Futures, options and options on futures have durations which,
in general, are closely related to the duration of the
securities which underlie them. Holding long futures or call
option positions (backed by segregated liquid assets) will
lengthen the portfolio's duration. There are some situations,
however, where the standard modified Macaulay duration
calculation does not properly reflect the interest rate exposure
of a security. For example, the interest rate exposure is not
properly captured by modified Macaulay duration in the case of
mortgage pass-though securities. The stated final maturity of
such securities is generally 30 years, but changes in prepayment
rates are more critical in determining the securities' price
exposure to interest rates. Indeed, the modified Macaulay
calculation even falls short in calculating the price
sensitivity of callable bonds to interest rates. In these and
other similar situations, the Manager will use more
sophisticated analytical techniques that incorporate the
economic life of a security as well as relevant macroeconomic
factors (e.g., mortgage prepayment rates) into the determination
of the Fund's effective duration.
3. The first sentence of the first paragraph of the section
entitled "Determination of Net Asset Value Per Share" on page 26 is
amended to read as follows, and a new second sentence is added to that
paragraph as follows: "The net asset values per share of Class A and Class
B shares of the Fund are determined as of the close of business of The New
York Stock Exchange on each day that the Exchange is open by dividing the
Fund's net assets attributable to a class by the number of shares of that
class that are outstanding. The Exchange normally closes at 4:00 P.M.,
New York time, but may close earlier on some days (for example, in case
of weather emergencies or on days falling before a holiday)."

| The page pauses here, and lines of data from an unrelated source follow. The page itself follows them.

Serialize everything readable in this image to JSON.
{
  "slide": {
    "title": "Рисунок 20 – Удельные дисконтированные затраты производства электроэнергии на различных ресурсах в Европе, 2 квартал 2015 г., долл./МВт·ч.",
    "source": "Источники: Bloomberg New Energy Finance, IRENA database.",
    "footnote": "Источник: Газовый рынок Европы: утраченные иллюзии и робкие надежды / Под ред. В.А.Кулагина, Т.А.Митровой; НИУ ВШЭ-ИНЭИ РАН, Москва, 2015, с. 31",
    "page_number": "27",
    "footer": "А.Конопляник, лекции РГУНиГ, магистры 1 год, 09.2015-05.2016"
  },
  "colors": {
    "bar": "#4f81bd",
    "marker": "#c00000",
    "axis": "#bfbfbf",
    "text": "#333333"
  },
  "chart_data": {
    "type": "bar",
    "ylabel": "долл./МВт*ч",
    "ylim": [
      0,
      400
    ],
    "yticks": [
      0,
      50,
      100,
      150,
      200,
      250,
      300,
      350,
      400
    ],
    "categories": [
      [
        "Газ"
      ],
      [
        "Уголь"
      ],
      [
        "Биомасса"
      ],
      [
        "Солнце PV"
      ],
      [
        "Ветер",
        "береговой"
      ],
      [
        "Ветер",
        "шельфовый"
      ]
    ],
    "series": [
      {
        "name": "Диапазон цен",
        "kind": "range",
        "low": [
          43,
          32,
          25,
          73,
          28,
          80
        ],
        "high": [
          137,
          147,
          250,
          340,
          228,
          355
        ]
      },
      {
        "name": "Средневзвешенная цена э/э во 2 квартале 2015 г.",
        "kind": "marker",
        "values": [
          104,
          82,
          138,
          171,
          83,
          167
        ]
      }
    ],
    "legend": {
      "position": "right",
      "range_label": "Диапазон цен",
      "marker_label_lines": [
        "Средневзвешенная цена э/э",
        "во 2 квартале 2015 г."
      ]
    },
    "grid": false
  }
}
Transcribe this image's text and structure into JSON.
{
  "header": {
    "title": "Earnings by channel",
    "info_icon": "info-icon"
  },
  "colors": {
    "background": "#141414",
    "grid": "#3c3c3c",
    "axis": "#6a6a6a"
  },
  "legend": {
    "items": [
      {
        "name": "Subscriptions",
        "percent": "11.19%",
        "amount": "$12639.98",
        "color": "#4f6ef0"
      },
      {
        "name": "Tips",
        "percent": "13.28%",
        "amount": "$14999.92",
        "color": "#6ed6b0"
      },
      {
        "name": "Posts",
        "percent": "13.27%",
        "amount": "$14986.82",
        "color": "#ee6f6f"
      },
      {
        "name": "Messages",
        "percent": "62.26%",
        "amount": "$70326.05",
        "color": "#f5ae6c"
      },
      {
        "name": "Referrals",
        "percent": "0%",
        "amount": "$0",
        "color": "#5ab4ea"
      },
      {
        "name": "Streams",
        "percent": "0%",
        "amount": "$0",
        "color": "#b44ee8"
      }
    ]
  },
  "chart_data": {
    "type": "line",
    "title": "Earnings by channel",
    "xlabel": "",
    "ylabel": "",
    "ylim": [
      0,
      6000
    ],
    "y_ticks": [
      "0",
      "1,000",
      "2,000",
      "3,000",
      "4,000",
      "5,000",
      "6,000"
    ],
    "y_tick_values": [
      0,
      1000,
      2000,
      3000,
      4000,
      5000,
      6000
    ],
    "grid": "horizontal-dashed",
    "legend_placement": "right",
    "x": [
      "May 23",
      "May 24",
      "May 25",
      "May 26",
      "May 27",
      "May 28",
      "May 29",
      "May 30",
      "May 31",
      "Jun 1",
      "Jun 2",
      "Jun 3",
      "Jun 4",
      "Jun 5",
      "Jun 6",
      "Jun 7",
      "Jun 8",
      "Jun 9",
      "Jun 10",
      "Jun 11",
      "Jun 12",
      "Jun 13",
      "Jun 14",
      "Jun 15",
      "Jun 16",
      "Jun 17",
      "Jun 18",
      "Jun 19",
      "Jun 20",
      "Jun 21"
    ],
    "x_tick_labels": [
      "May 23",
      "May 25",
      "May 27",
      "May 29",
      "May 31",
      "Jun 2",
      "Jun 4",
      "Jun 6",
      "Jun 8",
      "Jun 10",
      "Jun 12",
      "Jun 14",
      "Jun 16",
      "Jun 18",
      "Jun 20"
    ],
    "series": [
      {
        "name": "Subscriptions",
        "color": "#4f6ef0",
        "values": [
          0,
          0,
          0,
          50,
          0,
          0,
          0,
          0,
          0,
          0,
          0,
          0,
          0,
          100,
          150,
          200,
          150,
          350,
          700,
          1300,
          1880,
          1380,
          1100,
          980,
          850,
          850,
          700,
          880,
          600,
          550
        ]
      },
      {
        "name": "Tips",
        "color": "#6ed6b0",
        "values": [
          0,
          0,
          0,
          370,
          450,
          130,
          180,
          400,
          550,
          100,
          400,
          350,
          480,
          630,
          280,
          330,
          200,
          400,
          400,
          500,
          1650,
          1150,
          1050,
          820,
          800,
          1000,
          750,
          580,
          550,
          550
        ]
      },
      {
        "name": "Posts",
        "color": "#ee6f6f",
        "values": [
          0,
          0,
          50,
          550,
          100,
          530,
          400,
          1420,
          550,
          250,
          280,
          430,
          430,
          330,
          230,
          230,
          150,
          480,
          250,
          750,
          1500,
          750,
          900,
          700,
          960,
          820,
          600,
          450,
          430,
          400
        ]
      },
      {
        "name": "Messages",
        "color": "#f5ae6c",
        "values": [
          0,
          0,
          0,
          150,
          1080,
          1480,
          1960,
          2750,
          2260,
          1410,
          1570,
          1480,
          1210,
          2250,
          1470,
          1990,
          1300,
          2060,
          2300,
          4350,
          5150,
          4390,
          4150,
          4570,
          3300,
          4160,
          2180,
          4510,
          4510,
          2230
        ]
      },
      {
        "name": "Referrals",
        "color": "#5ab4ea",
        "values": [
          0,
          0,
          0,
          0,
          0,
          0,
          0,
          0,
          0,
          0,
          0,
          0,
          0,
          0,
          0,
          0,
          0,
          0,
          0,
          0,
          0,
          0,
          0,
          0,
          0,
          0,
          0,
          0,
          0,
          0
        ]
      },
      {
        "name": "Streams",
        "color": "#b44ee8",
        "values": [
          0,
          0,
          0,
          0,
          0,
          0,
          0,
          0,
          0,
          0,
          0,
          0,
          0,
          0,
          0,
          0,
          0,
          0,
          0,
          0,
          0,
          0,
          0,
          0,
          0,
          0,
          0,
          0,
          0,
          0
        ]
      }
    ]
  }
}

Additionally, the existing third sentence of that paragraph is revised to
read as follows: "Trading may occur in U.S. Government Securities at times
when The New York Stock Exchange is closed (including weekends and
holidays or after the close of the Exchange on a regular business day)."
4. The final sentence beginning on page 35 under "How To Exchange
Shares" is revised to read as follows:
However, when Class A shares acquired by exchange of Class A
shares purchased subject to a Class A CDSC are redeemed within
18 months of the end of the calendar month of the initial
purchase of the exchanged Class A shares, the Class A CDSC is
imposed on the redeemed shares (see "Class A Contingent Deferred
Sales Charge" in the Prospectus), and the Class B CDSC is
imposed on Class B shares redeemed within five years of the
initial purchase of the exchanged Class B shares.